The class action lawsuit was filed Tuesday in Arizona federal court, the American Lawyer reports. The plaintiffs claim the law firms violated state securities laws, an apparent attempt to bypass a Supreme Court decision limiting liability against third parties accused of participating in corporate wrongdoing.

Nearly 2,000 investors are claiming losses. The suit claims the now-bankrupt company Mortgages Ltd. sold its real-estate mortgage loans to investors, then used the money to pay operating expenses, pay investor interest, fund redemptions and finance a lavish lifestyle for CEO Scott Coles, the story says.

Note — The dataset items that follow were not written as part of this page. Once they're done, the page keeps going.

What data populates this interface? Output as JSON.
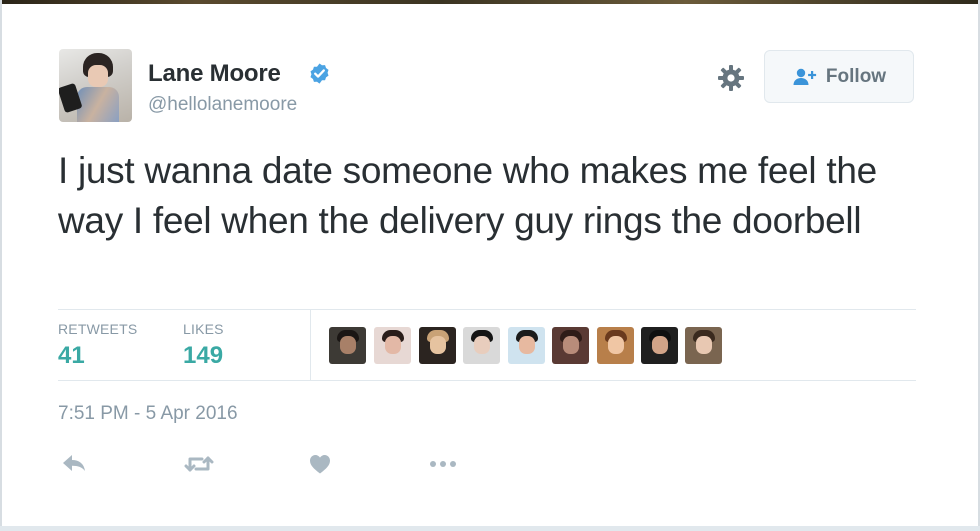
{
  "tweet": {
    "author": {
      "display_name": "Lane Moore",
      "handle": "@hellolanemoore",
      "verified": true
    },
    "follow_button_label": "Follow",
    "text": "I just wanna date someone who makes me feel the way I feel when the delivery guy rings the doorbell",
    "stats": {
      "retweets_label": "RETWEETS",
      "retweets_count": "41",
      "likes_label": "LIKES",
      "likes_count": "149"
    },
    "timestamp": "7:51 PM - 5 Apr 2016",
    "actions": [
      "reply",
      "retweet",
      "like",
      "more"
    ]
  },
  "icons": {
    "verified": "verified-badge-icon",
    "settings": "gear-icon",
    "follow": "add-user-icon",
    "reply": "reply-icon",
    "retweet": "retweet-icon",
    "like": "heart-icon",
    "more": "more-dots-icon"
  },
  "colors": {
    "text": "#292f33",
    "muted": "#8899a6",
    "verified_blue": "#4ba3e3",
    "stat_teal": "#3aa9a4",
    "action_gray": "#aab8c2",
    "border": "#e1e8ed"
  }
}
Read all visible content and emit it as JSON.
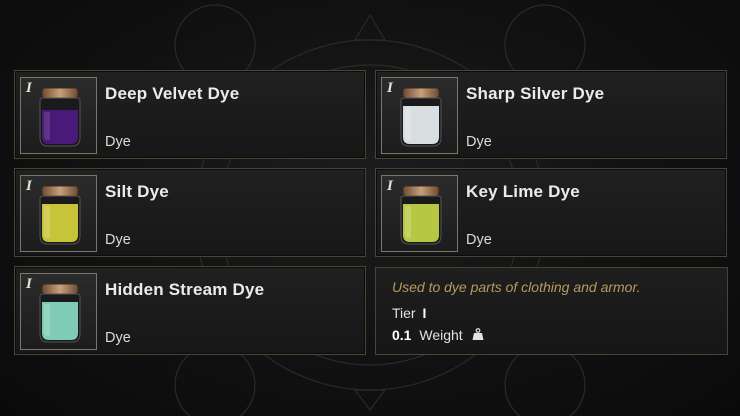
{
  "items": [
    {
      "name": "Deep Velvet Dye",
      "type": "Dye",
      "tier": "I",
      "color": "#4a1a78",
      "highlight": "#6b2aa6"
    },
    {
      "name": "Sharp Silver Dye",
      "type": "Dye",
      "tier": "I",
      "color": "#d8dde0",
      "highlight": "#f2f4f5"
    },
    {
      "name": "Silt Dye",
      "type": "Dye",
      "tier": "I",
      "color": "#c7c43a",
      "highlight": "#e3df5a"
    },
    {
      "name": "Key Lime Dye",
      "type": "Dye",
      "tier": "I",
      "color": "#b6c843",
      "highlight": "#d2e06a"
    },
    {
      "name": "Hidden Stream Dye",
      "type": "Dye",
      "tier": "I",
      "color": "#7fcbb6",
      "highlight": "#a9e3d2"
    }
  ],
  "tooltip": {
    "description": "Used to dye parts of clothing and armor.",
    "tier_label": "Tier",
    "tier_value": "I",
    "weight_value": "0.1",
    "weight_label": "Weight",
    "weight_icon": "weight-icon"
  },
  "colors": {
    "border": "#4a4531",
    "description": "#b89a5e"
  }
}
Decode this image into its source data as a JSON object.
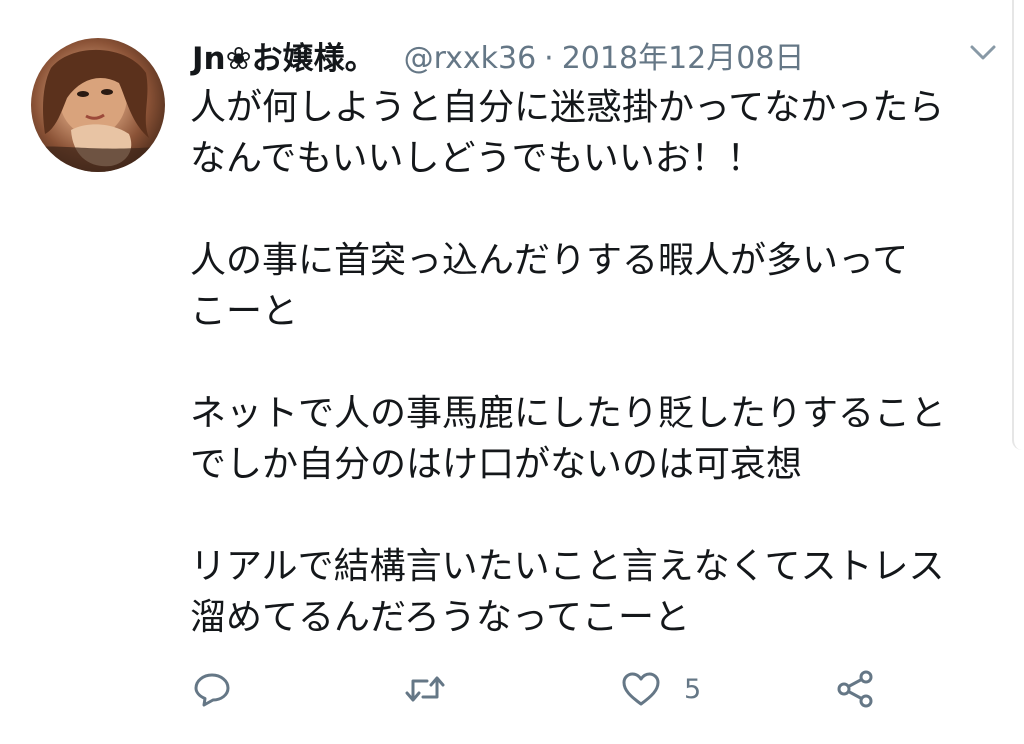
{
  "tweet": {
    "display_name": "Jn❀お嬢様。",
    "handle": "@rxxk36",
    "separator": "·",
    "date": "2018年12月08日",
    "paragraphs": [
      "人が何しようと自分に迷惑掛かってなかったら\nなんでもいいしどうでもいいお！！",
      "人の事に首突っ込んだりする暇人が多いって\nこーと",
      "ネットで人の事馬鹿にしたり貶したりすること\nでしか自分のはけ口がないのは可哀想",
      "リアルで結構言いたいこと言えなくてストレス\n溜めてるんだろうなってこーと"
    ],
    "like_count": "5"
  },
  "icons": {
    "avatar": "avatar-photo",
    "caret": "chevron-down-icon",
    "reply": "reply-icon",
    "retweet": "retweet-icon",
    "like": "heart-icon",
    "share": "share-icon"
  },
  "colors": {
    "text": "#14171a",
    "secondary": "#657786"
  }
}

According to the suit (PDF posted by the American Lawyer), Greenberg partner Robert Kant prepared 11 private-offering memorandums for investors without disclosing that Mortgage Ltd. was essentially insolvent. Nor did he disclose that a separate company selling the loans to investors, Radical Bunny, was an unlicensed securities dealer, the suit claims. Kant is not named as a defendant.

Radical Bunny was represented by Quarles & Brady. The law firm was hired, the suit says, after Kant warned Radical Bunny executives they needed securities counsel so their pictures would not end up “on the front page of the Arizona Republic.”

“The Quarles law firm, like the Greenberg law firm, turned a blind eye to Radical Bunny’s refusal to disclose its past securities violations to new investors,” the suit alleges.

Both law firms maintain they operated properly. A Quarles & Brady statement says the law firm represented Radical Bunny for a portion of 2007, and it has cooperated in investigations. “Our conduct was at all times lawful and ethical,” according to the statement, issued on behalf of Jon Pettibone, the managing partner of Quarles & Brady’s Phoenix office. According to the Greenberg Traurig statement, “We believe our representation was appropriate in all respects.”